Cada elemento é pensado com minúcia e audácia apaixonantes – e o diretor aproveita os elementos que o cercam para nos levar ainda mais ao limite entre a loucura e a sanidade. Não é surpresa que ele opte pela utilização de uma lente supergrande angular (conhecida como “olho de peixe”) para maximizar a captação do espaço à medida que o distorce à concepção de Bella em seu necessário coming-of-age. A ideia é garantir que sigamos a jornada da personagem principal em um senso de “causa e consequência”, nos obrigando a focar em tudo o que acontece e de que forma isso premedita as ações futuras de Bella – seja quando conhece Alexandria e se depara com o primeiro gosto do abismo social que separa as pessoas, seja quando chega à Paris e resolve trabalhar em um bordel, explorando sua sexualidade à medida que encontra empoderamento (e enfrenta os percalços de ser uma mulher em uma sociedade dominada pelo pensamento masculino).

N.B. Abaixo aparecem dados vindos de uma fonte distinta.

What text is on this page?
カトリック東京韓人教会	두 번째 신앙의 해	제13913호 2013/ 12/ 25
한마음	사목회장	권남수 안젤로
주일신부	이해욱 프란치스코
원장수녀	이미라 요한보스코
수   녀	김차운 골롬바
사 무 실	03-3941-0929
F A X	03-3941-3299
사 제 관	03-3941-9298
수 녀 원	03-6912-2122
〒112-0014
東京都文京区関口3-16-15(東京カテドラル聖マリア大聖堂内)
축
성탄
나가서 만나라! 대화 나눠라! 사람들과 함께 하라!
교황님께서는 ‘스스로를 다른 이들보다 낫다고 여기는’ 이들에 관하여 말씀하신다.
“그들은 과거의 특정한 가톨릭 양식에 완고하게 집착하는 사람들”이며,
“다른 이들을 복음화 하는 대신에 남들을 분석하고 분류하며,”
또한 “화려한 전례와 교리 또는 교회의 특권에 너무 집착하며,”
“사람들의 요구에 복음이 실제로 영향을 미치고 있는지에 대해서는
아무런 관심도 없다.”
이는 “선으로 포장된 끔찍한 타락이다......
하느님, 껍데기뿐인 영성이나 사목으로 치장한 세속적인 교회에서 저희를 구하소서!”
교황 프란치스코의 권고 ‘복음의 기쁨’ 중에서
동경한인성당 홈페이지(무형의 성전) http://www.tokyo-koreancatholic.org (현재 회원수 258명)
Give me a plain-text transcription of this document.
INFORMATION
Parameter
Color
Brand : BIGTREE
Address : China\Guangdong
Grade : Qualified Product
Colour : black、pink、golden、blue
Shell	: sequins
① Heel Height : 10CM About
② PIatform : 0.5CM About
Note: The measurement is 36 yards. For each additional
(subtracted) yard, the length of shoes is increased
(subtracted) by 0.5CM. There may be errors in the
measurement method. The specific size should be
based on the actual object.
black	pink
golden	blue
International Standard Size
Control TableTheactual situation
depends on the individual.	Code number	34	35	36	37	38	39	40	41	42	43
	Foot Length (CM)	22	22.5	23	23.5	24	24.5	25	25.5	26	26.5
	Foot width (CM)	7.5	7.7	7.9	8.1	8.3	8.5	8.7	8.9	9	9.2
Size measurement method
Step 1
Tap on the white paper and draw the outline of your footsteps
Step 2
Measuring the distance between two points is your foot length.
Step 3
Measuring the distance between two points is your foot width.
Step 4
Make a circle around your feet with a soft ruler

Se a identidade visual é certeira, os trabalhos performáticos são sublimes. Stone, que deve levar seu segundo Oscar de Melhor Atriz, navega entre construções animalescas e filosóficas para compendiar uma espécie de “jornada do herói” às avessas, tendo um senso de entendimento do que está a seu redor com acidez e inocência hilárias: ela não pensa duas vezes antes de compartilhar “descobertas” com os outros, chocando a polidez de uma comunidade extremamente tradicionalista ao se masturbar pela primeira vez ou ao engajar em suas andanças sexuais com Duncan ou outras pessoas; ela também se mostra impetuosa ao querer mudar o mundo dos problemas que o afligem, sendo taxada como monstro ou bruxa por pensamentos muito à frente de seu tempo e que não poderiam ter sido melhor traduzidos por outra atriz às telonas.
Acompanhando-a, temos Dafoe em um dos papéis mais marcantes de sua carreira, ratificando uma versatilidade infindável, passando por um irreconhecível Ruffalo – que mereceu sua indicação ao Oscar de Melhor Ator Coadjuvante -, à circunspecção tardia de Youssef como Max, perdidamente apaixonado por Bella e impotente de impedir suas andanças, à presença icônica de Kathryn Hunter como Madame Swiney, dona do bordel, e a outros atores que brilham em uma explosão de sentimentos e de distinções que torna impossível a tarefa de desviar os olhos das telonas.
Não exagero quando repito que ‘Pobres Criaturas’ é o melhor título dessa temporada de premiações, a melhor entrada da filmografia de Yorgos Lanthimos e o melhor trabalho da carreira de Emma Stone – navegando entre o grotesco e o belo, o singelo e o exagerado, a realidade e o misticismo através de um complexo enredo que nos leva a refletir sobre o sentido da própria vida.